0:31:07.9 PA: So I think this will happen rapidly, to some degree, which is the, obviously, upside to working with psychedelics is like we've talked about, they accelerate behavioral change. That's the huge plus to them. So psychedelics will help in this adaptive phase. And there is a lot of sort of hoopla right now because of all the financing that's coming into the space and the stock market, and so we're just seeing more and more coverage from a financial perspective, but I can tell you as someone who actually helps who does this for real people and doesn't just talk about how we're gonna do it in five or seven years for real people, which that's a path, it's a biotech route. I like to be as practical on the ground, innovative as possible.

0:31:56.1 PA: We're definitely seeing an uptick in interest and we haven't quite breached the sort of early... We breached now the pioneer phase, but I don't think we've breached the early adopter phase at this point. But I think within the next five to seven to 10 years, we will start to breach that and it will become fairly ubiquitous in the next, I would say seven to 10 years, in most places, working with these different compounds, these different types of molecules. They're just gonna show greater efficacy, greater safety than typical pharmaceutical medications.
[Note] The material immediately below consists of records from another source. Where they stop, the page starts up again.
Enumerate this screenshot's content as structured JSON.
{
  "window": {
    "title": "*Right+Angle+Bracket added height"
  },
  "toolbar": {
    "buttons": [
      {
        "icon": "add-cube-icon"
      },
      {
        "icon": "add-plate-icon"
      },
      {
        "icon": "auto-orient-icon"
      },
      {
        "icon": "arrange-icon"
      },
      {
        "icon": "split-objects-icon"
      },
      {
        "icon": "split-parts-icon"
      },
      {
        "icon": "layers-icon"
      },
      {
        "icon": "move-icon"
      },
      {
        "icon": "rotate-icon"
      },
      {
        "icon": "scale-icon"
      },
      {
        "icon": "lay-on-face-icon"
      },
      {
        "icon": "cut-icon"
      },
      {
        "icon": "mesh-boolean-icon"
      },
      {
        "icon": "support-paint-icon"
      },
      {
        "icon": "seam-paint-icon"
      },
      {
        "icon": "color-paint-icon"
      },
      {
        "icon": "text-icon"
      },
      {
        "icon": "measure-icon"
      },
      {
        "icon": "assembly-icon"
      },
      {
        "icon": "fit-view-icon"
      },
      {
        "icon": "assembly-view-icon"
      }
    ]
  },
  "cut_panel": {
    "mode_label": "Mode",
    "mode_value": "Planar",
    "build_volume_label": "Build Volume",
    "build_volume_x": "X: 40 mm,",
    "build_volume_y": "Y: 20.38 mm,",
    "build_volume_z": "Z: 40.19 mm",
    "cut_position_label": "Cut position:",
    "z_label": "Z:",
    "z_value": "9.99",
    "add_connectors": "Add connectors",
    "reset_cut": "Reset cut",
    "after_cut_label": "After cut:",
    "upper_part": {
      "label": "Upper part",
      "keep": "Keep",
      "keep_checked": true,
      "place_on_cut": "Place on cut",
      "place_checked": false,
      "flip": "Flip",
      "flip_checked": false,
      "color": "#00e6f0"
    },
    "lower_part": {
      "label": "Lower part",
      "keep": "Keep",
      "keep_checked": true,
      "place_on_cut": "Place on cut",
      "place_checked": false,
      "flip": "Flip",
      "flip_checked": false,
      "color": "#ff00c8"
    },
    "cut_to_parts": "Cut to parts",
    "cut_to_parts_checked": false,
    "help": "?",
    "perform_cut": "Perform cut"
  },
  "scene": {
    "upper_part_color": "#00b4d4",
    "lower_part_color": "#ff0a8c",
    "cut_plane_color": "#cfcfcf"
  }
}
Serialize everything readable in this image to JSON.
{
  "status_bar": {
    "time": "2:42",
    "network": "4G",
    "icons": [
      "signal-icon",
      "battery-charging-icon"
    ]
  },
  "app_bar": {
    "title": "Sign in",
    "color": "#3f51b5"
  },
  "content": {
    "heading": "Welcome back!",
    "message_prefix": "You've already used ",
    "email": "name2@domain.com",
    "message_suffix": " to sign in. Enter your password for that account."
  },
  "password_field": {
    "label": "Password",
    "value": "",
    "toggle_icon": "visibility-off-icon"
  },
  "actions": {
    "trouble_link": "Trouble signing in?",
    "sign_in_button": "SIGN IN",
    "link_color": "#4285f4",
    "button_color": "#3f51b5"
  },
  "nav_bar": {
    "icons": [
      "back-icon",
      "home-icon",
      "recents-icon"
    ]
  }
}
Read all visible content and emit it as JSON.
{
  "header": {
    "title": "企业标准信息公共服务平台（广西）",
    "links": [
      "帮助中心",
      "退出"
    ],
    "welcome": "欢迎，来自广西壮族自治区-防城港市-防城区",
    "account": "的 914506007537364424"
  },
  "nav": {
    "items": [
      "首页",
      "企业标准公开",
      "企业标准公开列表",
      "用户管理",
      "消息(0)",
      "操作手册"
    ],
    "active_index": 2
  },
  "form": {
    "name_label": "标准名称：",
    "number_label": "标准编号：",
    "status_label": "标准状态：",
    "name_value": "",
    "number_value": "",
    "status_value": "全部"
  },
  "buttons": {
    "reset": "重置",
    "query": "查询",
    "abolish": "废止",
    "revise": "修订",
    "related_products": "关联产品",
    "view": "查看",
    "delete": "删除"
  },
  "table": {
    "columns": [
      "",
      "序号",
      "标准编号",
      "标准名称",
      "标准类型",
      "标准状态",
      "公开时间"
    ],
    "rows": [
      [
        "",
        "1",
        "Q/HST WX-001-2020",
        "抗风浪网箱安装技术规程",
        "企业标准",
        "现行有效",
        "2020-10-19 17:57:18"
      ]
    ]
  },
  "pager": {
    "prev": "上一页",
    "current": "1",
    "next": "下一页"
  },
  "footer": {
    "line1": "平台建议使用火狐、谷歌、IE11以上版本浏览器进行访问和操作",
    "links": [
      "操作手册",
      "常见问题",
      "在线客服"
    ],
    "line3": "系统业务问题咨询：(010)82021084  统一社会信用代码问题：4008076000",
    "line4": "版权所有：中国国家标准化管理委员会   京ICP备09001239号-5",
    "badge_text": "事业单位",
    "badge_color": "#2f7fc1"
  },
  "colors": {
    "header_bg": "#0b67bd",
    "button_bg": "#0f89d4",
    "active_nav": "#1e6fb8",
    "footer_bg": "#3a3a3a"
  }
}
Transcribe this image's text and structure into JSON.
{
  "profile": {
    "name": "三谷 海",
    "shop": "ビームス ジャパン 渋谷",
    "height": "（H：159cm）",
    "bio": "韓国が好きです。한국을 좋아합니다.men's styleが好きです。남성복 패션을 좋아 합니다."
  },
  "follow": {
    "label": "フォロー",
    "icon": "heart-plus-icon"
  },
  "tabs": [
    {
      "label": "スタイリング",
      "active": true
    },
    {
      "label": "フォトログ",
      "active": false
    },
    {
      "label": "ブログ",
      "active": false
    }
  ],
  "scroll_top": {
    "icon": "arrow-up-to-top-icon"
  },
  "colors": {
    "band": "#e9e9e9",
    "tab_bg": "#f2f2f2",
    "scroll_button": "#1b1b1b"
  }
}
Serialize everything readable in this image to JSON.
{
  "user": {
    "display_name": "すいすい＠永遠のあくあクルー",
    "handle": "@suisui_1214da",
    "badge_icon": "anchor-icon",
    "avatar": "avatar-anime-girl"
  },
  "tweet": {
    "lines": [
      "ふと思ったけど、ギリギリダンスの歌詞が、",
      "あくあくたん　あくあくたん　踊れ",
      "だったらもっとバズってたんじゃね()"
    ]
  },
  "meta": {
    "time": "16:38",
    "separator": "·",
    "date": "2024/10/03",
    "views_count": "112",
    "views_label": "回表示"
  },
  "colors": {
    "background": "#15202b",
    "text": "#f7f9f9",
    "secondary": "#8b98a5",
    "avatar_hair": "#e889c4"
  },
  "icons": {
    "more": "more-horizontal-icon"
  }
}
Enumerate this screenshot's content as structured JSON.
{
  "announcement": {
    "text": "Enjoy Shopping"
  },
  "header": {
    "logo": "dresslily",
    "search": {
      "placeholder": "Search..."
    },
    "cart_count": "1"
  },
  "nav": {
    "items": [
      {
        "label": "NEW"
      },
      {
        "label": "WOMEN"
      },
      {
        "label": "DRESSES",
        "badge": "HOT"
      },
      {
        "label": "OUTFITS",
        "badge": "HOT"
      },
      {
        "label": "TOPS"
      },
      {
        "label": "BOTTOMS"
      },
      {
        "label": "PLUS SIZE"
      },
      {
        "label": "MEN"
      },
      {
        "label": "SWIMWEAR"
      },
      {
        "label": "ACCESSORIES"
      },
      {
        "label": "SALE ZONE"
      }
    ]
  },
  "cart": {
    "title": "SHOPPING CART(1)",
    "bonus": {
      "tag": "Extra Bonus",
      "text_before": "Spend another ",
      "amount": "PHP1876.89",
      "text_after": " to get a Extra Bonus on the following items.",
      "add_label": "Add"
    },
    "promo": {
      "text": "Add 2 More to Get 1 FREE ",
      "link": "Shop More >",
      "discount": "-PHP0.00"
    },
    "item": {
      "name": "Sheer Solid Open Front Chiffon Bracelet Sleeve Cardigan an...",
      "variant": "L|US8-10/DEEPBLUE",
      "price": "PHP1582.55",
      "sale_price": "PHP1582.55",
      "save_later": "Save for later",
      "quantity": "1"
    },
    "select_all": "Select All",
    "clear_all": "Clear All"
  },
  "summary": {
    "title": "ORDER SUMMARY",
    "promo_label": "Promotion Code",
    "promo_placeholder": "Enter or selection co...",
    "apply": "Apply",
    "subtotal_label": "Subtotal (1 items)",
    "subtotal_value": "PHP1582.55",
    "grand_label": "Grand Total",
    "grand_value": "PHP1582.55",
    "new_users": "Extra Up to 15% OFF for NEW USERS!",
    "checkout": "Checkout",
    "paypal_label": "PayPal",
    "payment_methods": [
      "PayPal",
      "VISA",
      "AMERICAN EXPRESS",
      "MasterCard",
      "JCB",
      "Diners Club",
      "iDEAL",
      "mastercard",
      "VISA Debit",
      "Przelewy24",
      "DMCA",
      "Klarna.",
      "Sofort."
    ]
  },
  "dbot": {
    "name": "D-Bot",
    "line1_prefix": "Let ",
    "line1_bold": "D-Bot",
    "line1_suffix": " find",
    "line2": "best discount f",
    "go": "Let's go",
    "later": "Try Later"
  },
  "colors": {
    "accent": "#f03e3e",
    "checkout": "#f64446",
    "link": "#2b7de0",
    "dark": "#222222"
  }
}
And so my sense is pharmaceutical corporations will divest from typical conventional psychiatric medications, and replace them with these psychedelic compounds or these new psychedelic molecules that are being developed, and instead, will focus more of their efforts on gene therapy and vaccinations because that's going to become more and more of a thing with these viruses that will continue to emerge as we figure out how do we vaccinate ourselves to everything ever made, which I don't think is wise 'cause that will just create a massive immunity outbreak, and then we'll all be fucked. [chuckle] But I'm not a public health expert so please take my opinion with a grain of salt.

0:33:17.0 SM: Well, we can really easily go down that path, and I've learned my lesson.

[overlapping conversation]

0:33:22.8 PA: Well, I just wanted to say... There, yeah.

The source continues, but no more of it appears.